The fast-start escape response is the primary reflexive escape mechanism in a wide phylogenetic range of fishes. To add detail to previously reported novel muscle activity patterns during the escape response of the bichir, Polypterus, we analyzed escape kinematics and muscle activity patterns in Polypterus senegalus using high-speed video and electromyography (EMG). Five fish were filmed at 250 Hz while synchronously recording white muscle activity at five sites on both sides of the body simultaneously (10 sites in total). Body wave speed and center of mass velocity, acceleration and curvature were calculated from digitized outlines. Six EMG variables per channel were also measured to characterize the motor pattern. P. senegalus shows a wide range of activity patterns, from very strong responses, in which the head often touched the tail, to very weak responses.

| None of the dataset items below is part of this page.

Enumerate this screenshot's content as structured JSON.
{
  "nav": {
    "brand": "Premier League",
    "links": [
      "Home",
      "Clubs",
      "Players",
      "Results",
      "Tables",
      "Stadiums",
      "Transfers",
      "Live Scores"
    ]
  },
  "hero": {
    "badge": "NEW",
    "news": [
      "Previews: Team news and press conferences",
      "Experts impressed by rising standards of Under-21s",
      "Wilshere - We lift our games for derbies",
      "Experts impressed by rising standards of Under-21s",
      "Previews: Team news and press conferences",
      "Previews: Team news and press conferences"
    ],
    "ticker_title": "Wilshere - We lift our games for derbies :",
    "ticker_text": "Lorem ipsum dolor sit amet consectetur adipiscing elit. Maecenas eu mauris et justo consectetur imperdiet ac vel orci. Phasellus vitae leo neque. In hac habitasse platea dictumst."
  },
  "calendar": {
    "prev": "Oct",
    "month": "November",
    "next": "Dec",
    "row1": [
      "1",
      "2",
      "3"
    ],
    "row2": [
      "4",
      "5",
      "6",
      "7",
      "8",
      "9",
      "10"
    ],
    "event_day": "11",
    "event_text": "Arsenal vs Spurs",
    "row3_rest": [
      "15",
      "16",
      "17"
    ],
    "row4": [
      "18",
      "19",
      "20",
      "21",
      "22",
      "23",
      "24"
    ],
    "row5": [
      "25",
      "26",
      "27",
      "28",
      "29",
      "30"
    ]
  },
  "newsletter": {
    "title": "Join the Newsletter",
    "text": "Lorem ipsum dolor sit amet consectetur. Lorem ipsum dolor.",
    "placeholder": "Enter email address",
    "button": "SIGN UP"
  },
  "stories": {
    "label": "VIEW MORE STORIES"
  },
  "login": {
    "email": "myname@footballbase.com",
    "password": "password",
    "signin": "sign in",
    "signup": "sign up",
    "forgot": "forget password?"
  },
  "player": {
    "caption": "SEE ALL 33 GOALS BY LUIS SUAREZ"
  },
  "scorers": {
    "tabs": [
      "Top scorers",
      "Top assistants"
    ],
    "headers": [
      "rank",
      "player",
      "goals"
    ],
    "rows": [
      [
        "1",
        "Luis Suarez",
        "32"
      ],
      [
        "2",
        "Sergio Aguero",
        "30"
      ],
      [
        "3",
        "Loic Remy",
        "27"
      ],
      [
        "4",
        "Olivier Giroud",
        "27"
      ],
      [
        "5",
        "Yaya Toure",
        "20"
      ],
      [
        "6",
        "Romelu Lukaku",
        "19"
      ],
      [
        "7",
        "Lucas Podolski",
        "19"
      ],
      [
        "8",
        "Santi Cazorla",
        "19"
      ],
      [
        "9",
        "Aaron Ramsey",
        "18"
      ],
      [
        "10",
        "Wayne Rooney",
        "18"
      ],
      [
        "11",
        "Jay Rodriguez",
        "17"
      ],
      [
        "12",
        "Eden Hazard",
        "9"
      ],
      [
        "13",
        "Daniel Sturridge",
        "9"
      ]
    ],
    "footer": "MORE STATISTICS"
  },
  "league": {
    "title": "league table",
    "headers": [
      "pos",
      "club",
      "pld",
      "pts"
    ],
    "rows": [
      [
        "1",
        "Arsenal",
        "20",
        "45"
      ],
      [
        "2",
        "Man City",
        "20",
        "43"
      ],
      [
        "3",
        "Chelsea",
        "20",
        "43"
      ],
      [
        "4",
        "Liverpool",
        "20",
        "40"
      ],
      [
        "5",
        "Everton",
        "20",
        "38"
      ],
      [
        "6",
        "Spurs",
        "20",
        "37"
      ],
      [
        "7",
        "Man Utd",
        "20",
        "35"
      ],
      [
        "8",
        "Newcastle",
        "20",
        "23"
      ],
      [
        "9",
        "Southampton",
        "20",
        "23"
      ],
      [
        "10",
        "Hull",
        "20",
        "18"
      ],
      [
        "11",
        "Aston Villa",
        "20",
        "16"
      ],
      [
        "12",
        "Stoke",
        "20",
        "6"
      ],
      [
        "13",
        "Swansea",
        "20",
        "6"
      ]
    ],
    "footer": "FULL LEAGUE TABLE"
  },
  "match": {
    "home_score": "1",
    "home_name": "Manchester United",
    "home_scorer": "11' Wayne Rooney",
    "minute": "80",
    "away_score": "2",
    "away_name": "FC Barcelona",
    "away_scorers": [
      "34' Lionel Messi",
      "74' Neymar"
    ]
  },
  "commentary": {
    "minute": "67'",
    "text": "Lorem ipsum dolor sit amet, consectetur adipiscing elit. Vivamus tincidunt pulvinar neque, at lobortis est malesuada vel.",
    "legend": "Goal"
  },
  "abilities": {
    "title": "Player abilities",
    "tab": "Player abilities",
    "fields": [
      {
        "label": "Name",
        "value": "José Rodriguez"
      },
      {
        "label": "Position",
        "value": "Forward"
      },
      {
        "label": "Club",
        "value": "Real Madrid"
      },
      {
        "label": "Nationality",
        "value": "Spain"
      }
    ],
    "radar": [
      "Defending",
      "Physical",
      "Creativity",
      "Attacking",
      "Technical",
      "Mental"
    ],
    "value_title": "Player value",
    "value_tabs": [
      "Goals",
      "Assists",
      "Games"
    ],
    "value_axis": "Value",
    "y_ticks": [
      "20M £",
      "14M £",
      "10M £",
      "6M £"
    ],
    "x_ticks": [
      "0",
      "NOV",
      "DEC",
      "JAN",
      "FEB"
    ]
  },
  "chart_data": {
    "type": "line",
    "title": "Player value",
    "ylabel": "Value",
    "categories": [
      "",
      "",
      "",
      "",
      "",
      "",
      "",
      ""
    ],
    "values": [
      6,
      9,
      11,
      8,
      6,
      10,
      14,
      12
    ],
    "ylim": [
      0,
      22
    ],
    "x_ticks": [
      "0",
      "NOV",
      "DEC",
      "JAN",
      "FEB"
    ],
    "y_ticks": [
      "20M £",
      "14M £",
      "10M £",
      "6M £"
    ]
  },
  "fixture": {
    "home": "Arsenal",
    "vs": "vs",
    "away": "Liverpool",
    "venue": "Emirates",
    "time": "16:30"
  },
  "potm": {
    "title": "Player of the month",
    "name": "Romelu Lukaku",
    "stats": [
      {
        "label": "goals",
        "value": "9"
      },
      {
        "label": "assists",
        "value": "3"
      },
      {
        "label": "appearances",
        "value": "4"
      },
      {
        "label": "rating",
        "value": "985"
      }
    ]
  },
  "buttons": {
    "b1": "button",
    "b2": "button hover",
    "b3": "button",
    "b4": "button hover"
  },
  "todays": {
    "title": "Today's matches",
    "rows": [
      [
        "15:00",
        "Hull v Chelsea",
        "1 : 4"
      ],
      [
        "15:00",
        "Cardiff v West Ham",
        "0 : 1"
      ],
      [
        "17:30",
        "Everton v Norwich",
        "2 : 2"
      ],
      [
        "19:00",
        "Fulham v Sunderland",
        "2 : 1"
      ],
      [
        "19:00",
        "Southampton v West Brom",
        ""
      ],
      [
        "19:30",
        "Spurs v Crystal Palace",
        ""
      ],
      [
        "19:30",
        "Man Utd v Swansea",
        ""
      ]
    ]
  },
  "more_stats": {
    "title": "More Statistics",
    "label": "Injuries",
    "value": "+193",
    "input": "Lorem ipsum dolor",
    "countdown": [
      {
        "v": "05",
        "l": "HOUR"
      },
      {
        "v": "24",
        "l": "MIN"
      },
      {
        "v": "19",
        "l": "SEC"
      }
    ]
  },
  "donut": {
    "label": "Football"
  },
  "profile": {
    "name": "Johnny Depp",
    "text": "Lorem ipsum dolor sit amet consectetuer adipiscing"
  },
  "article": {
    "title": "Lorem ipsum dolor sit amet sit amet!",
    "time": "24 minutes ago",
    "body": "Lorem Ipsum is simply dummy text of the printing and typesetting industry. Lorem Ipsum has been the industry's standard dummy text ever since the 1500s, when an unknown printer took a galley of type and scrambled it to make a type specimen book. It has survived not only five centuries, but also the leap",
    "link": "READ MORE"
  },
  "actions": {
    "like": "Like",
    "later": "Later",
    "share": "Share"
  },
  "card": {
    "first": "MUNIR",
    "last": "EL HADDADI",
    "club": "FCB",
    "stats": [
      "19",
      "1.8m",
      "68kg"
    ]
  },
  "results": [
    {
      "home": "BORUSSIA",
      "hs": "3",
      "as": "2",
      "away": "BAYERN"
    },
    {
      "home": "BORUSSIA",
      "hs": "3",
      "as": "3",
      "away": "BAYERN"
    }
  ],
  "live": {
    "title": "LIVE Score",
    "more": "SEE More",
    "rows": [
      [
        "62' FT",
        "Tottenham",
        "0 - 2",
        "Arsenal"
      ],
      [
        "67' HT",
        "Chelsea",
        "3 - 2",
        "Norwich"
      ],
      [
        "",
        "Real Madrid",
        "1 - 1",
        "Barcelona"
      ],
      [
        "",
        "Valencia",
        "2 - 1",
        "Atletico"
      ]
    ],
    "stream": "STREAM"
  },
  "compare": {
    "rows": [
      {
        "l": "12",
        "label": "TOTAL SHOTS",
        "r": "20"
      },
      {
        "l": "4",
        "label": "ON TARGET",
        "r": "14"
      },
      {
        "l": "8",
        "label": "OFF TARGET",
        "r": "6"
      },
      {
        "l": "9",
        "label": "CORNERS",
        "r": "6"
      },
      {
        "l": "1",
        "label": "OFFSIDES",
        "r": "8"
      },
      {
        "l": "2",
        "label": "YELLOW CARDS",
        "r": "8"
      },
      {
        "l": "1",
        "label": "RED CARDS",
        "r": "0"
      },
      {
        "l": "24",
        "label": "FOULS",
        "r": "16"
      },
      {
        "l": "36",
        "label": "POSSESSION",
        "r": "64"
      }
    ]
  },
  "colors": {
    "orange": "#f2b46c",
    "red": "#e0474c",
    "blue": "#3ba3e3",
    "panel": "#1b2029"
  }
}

This variation in strength is significantly correlated with the stimulus and is mechanically driven by changes in stage 1 muscle activity duration. Besides these changes in duration, the stage 1 muscle activity is unusual because it has strong bilateral activity, although the observed contralateral activity is significantly weaker and shorter in duration than ipsilateral activity. Bilateral activity may stiffen the body, but it does so by a constant amount over the variation we observed; therefore, P. senegalus does not modulate fast-start wave speed by changing body stiffness. Escape responses almost always have stage 2 contralateral muscle activity, often only in the anterior third of the body. The magnitude of the stage 2 activity is the primary predictor of final escape velocity.